FIG. 1 is a cross-sectional view of a DRAM cell in which a stack capacitor and a trench capacitor are coupled in parallel according to the present invention, and FIGS. 2 (A) to (G) are cross-sectional views sequentially showing the manufacturing process of the DRAM cell according to the present invention. 3 are cross-sectional views showing a conventional trench capacitor cell, and FIG. 4 is a cross-sectional view showing a conventional stack capacitor cell. 40 --Semiconductor substrate 46 --Field oxide film 50.51 --Word line 52 --Drain region 53 --Source region 56 --First polycrystalline silicon layer 58 --Trench 60 --Diffusion layer 62 - Dielectric film 64 - Second polycrystalline silicon layer 71 - First insulating film

Claims (5)

[Claims] (1) A field oxide film formed on the surface of a semiconductor substrate of a first conductivity type to separate adjacent cells; and a field oxide film of a conductivity opposite to the first conductivity type formed on the surface of the substrate at a predetermined distance apart. A DRAM cell comprising drain and source regions of a second conductivity type, and a word line of a conductivity type extending over a gate oxide and a field oxide on a substrate between the drain and source regions, a trench formed in a predetermined portion between the source region and the field oxide film; a diffusion layer connected to the source region formed with impurities of a second conductivity type on the substrate outside the trench; and a diffusion layer connected to the source region. a first polycrystalline silicon layer which overlaps and is separated by a first insulating film and is connected to the source region; a dielectric film formed across the surface of the interior of the trench and the first polycrystalline silicon layer; and an interior of the trench. A DRAM cell comprising: a second polycrystalline silicon layer formed on a dielectric film so as to be buried therein; and a bit line connected to the drain region through an opening and separated by a second insulating film. . (2) The DRAM cell according to claim (1), wherein the first insulating film is an LTO film. (3) Claim (1) characterized in that the first polycrystalline silicon layer and the impurity diffusion layer are connected in parallel to the source region.

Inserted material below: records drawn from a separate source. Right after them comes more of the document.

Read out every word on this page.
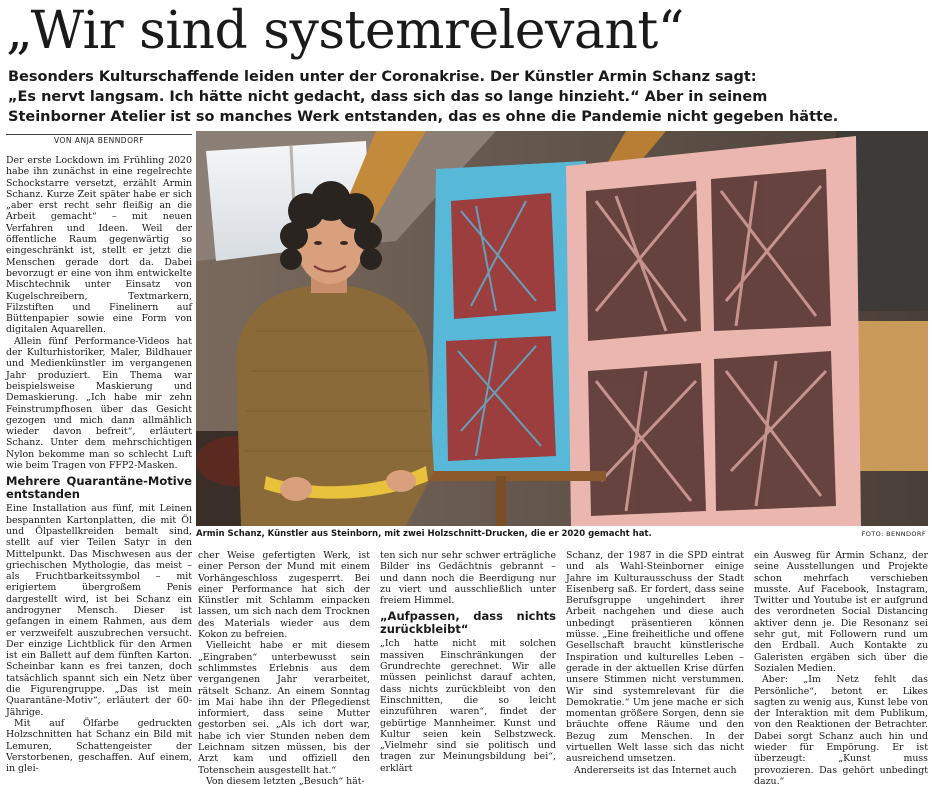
„Wir sind systemrelevant“
Besonders Kulturschaffende leiden unter der Coronakrise. Der Künstler Armin Schanz sagt:
„Es nervt langsam. Ich hätte nicht gedacht, dass sich das so lange hinzieht.“ Aber in seinem
Steinborner Atelier ist so manches Werk entstanden, das es ohne die Pandemie nicht gegeben hätte.
VON ANJA BENNDORF

Der erste Lockdown im Frühling 2020 habe ihn zunächst in eine regelrechte Schockstarre versetzt, erzählt Armin Schanz. Kurze Zeit später habe er sich „aber erst recht sehr fleißig an die Arbeit gemacht“ – mit neuen Verfahren und Ideen. Weil der öffentliche Raum gegenwärtig so eingeschränkt ist, stellt er jetzt die Menschen gerade dort da. Dabei bevorzugt er eine von ihm entwickelte Mischtechnik unter Einsatz von Kugelschreibern, Textmarkern, Filzstiften und Finelinern auf Büttenpapier sowie eine Form von digitalen Aquarellen.

Allein fünf Performance-Videos hat der Kulturhistoriker, Maler, Bildhauer und Medienkünstler im vergangenen Jahr produziert. Ein Thema war beispielsweise Maskierung und Demaskierung. „Ich habe mir zehn Feinstrumpfhosen über das Gesicht gezogen und mich dann allmählich wieder davon befreit“, erläutert Schanz. Unter dem mehrschichtigen Nylon bekomme man so schlecht Luft wie beim Tragen von FFP2-Masken.

Mehrere Quarantäne-Motive entstanden

Eine Installation aus fünf, mit Leinen bespannten Kartonplatten, die mit Öl und Ölpastellkreiden bemalt sind, stellt auf vier Teilen Satyr in den Mittelpunkt. Das Mischwesen aus der griechischen Mythologie, das meist – als Fruchtbarkeitssymbol – mit erigiertem übergroßem Penis dargestellt wird, ist bei Schanz ein androgyner Mensch. Dieser ist gefangen in einem Rahmen, aus dem er verzweifelt auszubrechen versucht. Der einzige Lichtblick für den Armen ist ein Ballett auf dem fünften Karton. Scheinbar kann es frei tanzen, doch tatsächlich spannt sich ein Netz über die Figurengruppe. „Das ist mein Quarantäne-Motiv“, erläutert der 60-Jährige.

Mit auf Ölfarbe gedruckten Holzschnitten hat Schanz ein Bild mit Lemuren, Schattengeister der Verstorbenen, geschaffen. Auf einem, in glei-

Armin Schanz, Künstler aus Steinborn, mit zwei Holzschnitt-Drucken, die er 2020 gemacht hat.	FOTO: BENNDORF

cher Weise gefertigten Werk, ist einer Person der Mund mit einem Vorhängeschloss zugesperrt. Bei einer Performance hat sich der Künstler mit Schlamm einpacken lassen, um sich nach dem Trocknen des Materials wieder aus dem Kokon zu befreien.

Vielleicht habe er mit diesem „Eingraben“ unterbewusst sein schlimmstes Erlebnis aus dem vergangenen Jahr verarbeitet, rätselt Schanz. An einem Sonntag im Mai habe ihn der Pflegedienst informiert, dass seine Mutter gestorben sei. „Als ich dort war, habe ich vier Stunden neben dem Leichnam sitzen müssen, bis der Arzt kam und offiziell den Totenschein ausgestellt hat.“

Von diesem letzten „Besuch“ hät-

ten sich nur sehr schwer erträgliche Bilder ins Gedächtnis gebrannt – und dann noch die Beerdigung nur zu viert und ausschließlich unter freiem Himmel.

„Aufpassen, dass nichts zurückbleibt“

„Ich hatte nicht mit solchen massiven Einschränkungen der Grundrechte gerechnet. Wir alle müssen peinlichst darauf achten, dass nichts zurückbleibt von den Einschnitten, die so leicht einzuführen waren“, findet der gebürtige Mannheimer. Kunst und Kultur seien kein Selbstzweck. „Vielmehr sind sie politisch und tragen zur Meinungsbildung bei“, erklärt

Schanz, der 1987 in die SPD eintrat und als Wahl-Steinborner einige Jahre im Kulturausschuss der Stadt Eisenberg saß. Er fordert, dass seine Berufsgruppe ungehindert ihrer Arbeit nachgehen und diese auch unbedingt präsentieren können müsse. „Eine freiheitliche und offene Gesellschaft braucht künstlerische Inspiration und kulturelles Leben – gerade in der aktuellen Krise dürfen unsere Stimmen nicht verstummen. Wir sind systemrelevant für die Demokratie.“ Um jene mache er sich momentan größere Sorgen, denn sie bräuchte offene Räume und den Bezug zum Menschen. In der virtuellen Welt lasse sich das nicht ausreichend umsetzen.

Andererseits ist das Internet auch

ein Ausweg für Armin Schanz, der seine Ausstellungen und Projekte schon mehrfach verschieben musste. Auf Facebook, Instagram, Twitter und Youtube ist er aufgrund des verordneten Social Distancing aktiver denn je. Die Resonanz sei sehr gut, mit Followern rund um den Erdball. Auch Kontakte zu Galeristen ergäben sich über die Sozialen Medien.

Aber: „Im Netz fehlt das Persönliche“, betont er. Likes sagten zu wenig aus, Kunst lebe von der Interaktion mit dem Publikum, von den Reaktionen der Betrachter. Dabei sorgt Schanz auch hin und wieder für Empörung. Er ist überzeugt: „Kunst muss provozieren. Das gehört unbedingt dazu.“
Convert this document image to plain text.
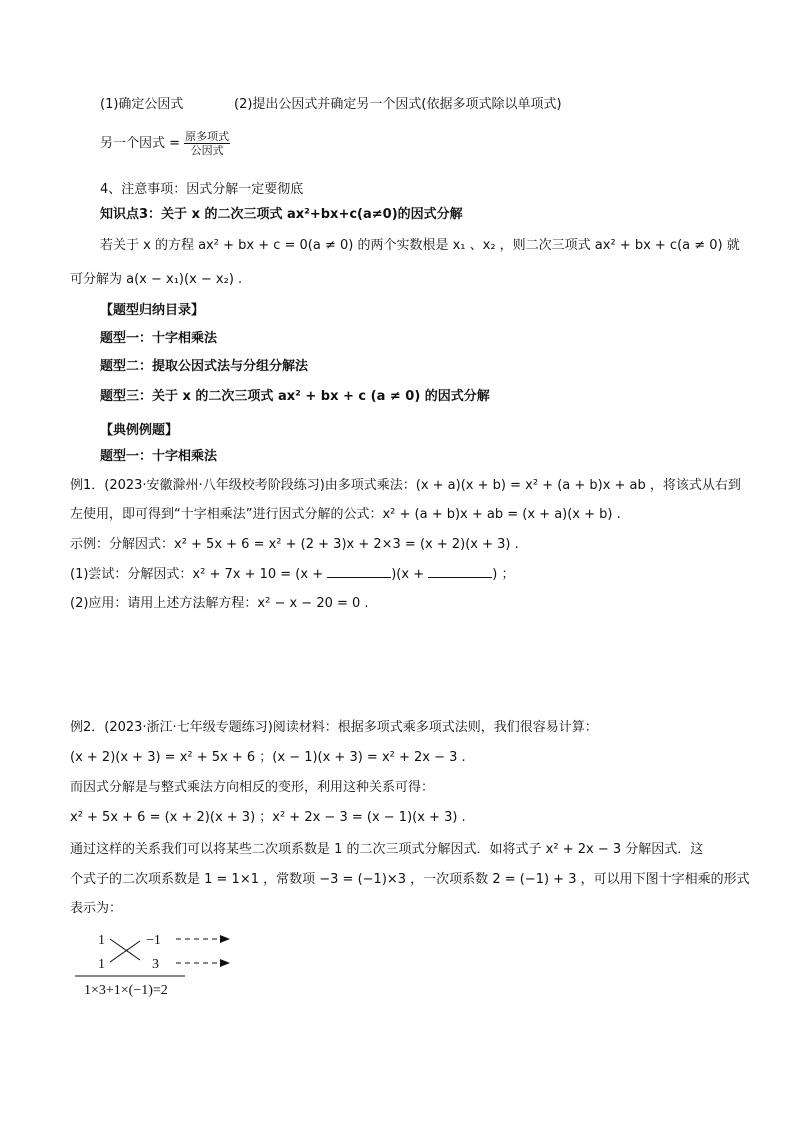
(1)确定公因式	(2)提出公因式并确定另一个因式(依据多项式除以单项式)
另一个因式 = $\frac{\text{原多项式}}{\text{公因式}}$
4、注意事项：因式分解一定要彻底
知识点3：关于 x 的二次三项式 ax²+bx+c(a≠0)的因式分解
若关于 x 的方程 ax² + bx + c = 0(a ≠ 0) 的两个实数根是 x₁ 、x₂ ，则二次三项式 ax² + bx + c(a ≠ 0) 就
可分解为 a(x − x₁)(x − x₂) .
【题型归纳目录】
题型一：十字相乘法
题型二：提取公因式法与分组分解法
题型三：关于 x 的二次三项式 ax² + bx + c (a ≠ 0) 的因式分解
【典例例题】
题型一：十字相乘法
例1．(2023·安徽滁州·八年级校考阶段练习)由多项式乘法：(x + a)(x + b) = x² + (a + b)x + ab ，将该式从右到
左使用，即可得到“十字相乘法”进行因式分解的公式：x² + (a + b)x + ab = (x + a)(x + b) .
示例：分解因式：x² + 5x + 6 = x² + (2 + 3)x + 2×3 = (x + 2)(x + 3) .
(1)尝试：分解因式：x² + 7x + 10 = (x +	)(x +	) ；
(2)应用：请用上述方法解方程：x² − x − 20 = 0 .
例2．(2023·浙江·七年级专题练习)阅读材料：根据多项式乘多项式法则，我们很容易计算：
(x + 2)(x + 3) = x² + 5x + 6 ；(x − 1)(x + 3) = x² + 2x − 3 .
而因式分解是与整式乘法方向相反的变形，利用这种关系可得：
x² + 5x + 6 = (x + 2)(x + 3) ；x² + 2x − 3 = (x − 1)(x + 3) .
通过这样的关系我们可以将某些二次项系数是 1 的二次三项式分解因式．如将式子 x² + 2x − 3 分解因式．这
个式子的二次项系数是 1 = 1×1 ，常数项 −3 = (−1)×3 ，一次项系数 2 = (−1) + 3 ，可以用下图十字相乘的形式
表示为：
1	−1
1	3
1×3+1×(−1)=2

) DRAM cell described. (4) A method for manufacturing a DRAM cell having a stack and trench capacitor on a semiconductor substrate of a first conductivity type and a transistor of a second conductivity type that is the opposite conductivity type to the first conductivity type, which comprises the following steps: . A thick field oxide film is formed on a portion of the surface of the semiconductor substrate, and a drain region of a second conductivity type is formed on the surface of the semiconductor substrate separated through a source region of a second conductivity type and a channel region adjacent to the field oxide film. and forming a gate oxide film on the surfaces of the source region, the channel region, and the drain region, and forming a word line of a conductivity type on the upper part of the channel region and on a predetermined region of the field oxide film, respectively. A first insulating film is formed on the line and the exposed gate oxide film and field oxide film, and an opening is formed in the first insulating film and the gate oxide film over the source region so that the first insulating film and the gate oxide film partially overlap with the word line. forming a first polycrystalline silicon layer over the source region; forming a trench across the first polycrystalline silicon layer formed in the opening, the source region, and the substrate; and connecting the source region to the external substrate of the trench. After forming a second conductivity type diffusion layer so as to form a second conductivity type diffusion layer, a dielectric film is formed on the surfaces of the first insulating film, the first polycrystalline silicon layer, and the trench. forming a second polycrystalline silicon layer on the dielectric film so as to overlap with the word line on the region; coating an LTO film and a BPSG film on top of the second polycrystalline silicon layer and the dielectric film; A process of forming a metal silicide film by forming openings in the (5) D according to claim (4), wherein the metal silicide film is a silicide film of either W or Ti.
A method for manufacturing a RAM cell.